The verb itself controls the case of one or more nouns, pronouns or related phrases. For a typical verb this means the subject (nominative) and possibly a accusative object and/or a dative object. Which combination of objects depends on the verb and often its meaning. On top of this basic structure you can add prepositional phrases, meaning a preposition followed by phrase meaning a person or thing. The phrase following a preposition is sometimes called a prepositional object. The case of the prepositional object is determined by the preposition, but the scope of the preposition ends with the prepositional object and doesn't affect the other objects which may be present in the sentence.
Ich gebe dem Kind einen Kuchen in der Küche.
The basic sentence is
Ich gebe dem Kind einen Kuchen.
The verb here is geben (to give) which, in addition to the subject, expects an accusative object and a dative object. The accusative object is the thing being given, in this case einen Kuchen (a cake). The dative object is who is receiving what is being given, in this case dem Kind (the child). The prepositional phrase is added to the basic sentence but is not necessary for it. In this case the preposition is in which requires the dative. (The case used with in depends on the meaning; this is a separate issue which has been covered elsewhere on this site, but the simplified version is to use dative when it means "in" in English, and the accusative when means "into" in English.) The prepositional object here is der Küche (the kitchen), in the dative.

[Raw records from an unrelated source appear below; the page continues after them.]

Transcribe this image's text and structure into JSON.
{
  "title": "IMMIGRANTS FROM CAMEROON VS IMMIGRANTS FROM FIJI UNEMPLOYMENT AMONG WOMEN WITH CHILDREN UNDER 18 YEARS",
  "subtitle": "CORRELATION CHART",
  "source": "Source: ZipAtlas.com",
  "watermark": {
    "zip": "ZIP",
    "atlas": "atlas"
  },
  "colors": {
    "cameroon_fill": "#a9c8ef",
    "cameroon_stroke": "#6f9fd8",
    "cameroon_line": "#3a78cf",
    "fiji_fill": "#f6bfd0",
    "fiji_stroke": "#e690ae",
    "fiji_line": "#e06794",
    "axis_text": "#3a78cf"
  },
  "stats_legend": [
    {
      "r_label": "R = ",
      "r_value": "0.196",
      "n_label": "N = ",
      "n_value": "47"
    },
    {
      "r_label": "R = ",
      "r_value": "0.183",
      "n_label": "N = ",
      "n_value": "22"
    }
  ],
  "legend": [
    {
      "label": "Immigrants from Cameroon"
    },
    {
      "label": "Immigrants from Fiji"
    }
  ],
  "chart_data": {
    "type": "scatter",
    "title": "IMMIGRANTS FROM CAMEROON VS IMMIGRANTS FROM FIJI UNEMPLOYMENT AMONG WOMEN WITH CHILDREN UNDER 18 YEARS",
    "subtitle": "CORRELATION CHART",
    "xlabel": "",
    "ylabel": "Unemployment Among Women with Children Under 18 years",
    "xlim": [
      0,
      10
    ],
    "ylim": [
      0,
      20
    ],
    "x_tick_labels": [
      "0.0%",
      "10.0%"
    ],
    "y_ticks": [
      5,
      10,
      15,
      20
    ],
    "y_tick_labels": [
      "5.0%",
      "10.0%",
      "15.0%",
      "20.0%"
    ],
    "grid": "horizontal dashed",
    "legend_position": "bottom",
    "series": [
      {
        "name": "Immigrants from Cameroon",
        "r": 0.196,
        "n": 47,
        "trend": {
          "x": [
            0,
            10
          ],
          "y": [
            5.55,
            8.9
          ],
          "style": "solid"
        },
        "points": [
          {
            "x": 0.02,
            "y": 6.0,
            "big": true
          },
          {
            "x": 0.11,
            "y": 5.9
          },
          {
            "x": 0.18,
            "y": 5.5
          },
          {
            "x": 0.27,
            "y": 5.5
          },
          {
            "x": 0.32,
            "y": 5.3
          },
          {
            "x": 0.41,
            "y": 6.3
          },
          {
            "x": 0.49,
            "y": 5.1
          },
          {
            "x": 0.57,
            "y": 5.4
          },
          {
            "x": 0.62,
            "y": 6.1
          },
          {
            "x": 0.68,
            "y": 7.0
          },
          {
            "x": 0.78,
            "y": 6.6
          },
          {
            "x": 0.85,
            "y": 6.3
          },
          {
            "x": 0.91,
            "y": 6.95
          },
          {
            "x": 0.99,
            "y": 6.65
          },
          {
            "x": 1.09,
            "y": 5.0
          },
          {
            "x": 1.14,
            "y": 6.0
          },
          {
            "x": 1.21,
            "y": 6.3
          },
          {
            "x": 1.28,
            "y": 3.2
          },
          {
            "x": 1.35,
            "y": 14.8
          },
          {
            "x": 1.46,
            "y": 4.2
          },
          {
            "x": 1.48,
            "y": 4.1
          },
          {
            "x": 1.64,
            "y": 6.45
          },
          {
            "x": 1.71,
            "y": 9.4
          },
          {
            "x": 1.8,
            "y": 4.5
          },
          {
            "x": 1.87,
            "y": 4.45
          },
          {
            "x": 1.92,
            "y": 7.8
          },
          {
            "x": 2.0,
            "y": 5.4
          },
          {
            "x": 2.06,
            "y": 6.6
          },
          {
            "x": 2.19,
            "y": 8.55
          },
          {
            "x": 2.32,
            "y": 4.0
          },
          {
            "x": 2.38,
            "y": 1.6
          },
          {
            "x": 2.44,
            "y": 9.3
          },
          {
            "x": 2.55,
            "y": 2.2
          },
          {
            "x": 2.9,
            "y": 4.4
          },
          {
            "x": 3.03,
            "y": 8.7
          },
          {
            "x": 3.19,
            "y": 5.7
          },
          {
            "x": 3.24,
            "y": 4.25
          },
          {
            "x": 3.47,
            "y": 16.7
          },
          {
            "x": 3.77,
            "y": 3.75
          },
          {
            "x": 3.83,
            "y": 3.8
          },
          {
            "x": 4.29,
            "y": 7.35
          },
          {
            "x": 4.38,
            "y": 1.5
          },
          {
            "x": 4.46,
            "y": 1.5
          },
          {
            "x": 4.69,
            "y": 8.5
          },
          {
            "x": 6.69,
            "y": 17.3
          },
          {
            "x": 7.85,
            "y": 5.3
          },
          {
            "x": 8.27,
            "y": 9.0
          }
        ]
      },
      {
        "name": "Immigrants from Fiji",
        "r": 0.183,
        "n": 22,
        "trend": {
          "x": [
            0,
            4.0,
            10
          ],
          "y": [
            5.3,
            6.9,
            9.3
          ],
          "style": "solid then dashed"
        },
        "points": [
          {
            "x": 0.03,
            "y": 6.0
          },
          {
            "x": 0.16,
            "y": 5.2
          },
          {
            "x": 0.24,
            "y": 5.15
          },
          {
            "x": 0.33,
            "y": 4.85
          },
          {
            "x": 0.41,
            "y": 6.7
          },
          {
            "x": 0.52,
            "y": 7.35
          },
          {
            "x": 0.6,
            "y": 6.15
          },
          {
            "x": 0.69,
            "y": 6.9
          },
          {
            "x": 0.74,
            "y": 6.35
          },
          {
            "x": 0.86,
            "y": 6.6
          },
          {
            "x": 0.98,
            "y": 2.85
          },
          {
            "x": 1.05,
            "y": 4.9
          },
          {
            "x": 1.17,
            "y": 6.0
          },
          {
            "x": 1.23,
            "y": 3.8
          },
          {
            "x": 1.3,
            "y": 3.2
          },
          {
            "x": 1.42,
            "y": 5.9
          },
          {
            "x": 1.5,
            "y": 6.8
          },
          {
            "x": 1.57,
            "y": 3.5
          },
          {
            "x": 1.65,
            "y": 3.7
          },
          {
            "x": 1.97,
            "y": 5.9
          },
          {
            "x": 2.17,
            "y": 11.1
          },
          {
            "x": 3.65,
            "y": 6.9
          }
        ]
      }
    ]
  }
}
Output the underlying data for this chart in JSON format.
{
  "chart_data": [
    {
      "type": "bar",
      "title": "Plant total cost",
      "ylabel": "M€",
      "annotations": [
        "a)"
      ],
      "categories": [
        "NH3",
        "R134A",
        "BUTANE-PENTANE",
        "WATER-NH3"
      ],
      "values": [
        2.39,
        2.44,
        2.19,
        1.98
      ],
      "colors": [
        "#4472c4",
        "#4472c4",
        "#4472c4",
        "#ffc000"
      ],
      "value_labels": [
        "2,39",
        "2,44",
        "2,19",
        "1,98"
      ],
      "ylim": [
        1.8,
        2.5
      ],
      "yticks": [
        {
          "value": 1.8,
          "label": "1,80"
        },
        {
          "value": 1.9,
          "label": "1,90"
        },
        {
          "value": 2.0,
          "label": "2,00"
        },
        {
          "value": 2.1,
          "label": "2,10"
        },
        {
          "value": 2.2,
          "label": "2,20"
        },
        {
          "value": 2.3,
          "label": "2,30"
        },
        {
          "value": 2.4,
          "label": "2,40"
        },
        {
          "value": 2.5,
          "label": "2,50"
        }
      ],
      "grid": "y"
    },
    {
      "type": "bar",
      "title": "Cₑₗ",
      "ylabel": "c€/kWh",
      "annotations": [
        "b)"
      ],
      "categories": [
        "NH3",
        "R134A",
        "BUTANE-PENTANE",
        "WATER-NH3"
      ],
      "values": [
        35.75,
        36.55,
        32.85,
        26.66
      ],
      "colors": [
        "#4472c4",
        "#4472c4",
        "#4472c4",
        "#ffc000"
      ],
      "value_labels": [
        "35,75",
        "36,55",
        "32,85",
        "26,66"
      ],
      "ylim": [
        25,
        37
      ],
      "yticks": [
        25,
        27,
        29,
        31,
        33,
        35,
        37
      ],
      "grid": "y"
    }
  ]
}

What you need to know is that prepositional phrases can (in principle) be added and removed without affecting the cases of the other objects in the sentence. The case of an object within a prepositional phrase depends on the preposition (and sometimes its meaning).
Remember that sentences can have many objects, and the case of each one must be determined individually depending on its role the the sentence. Up to two objects can be attached to the verb, and their cases can tell you how they are related to the verb. Other objects are connected to the sentence by prepositions, and their cases mostly determined by which preposition is being used with that object.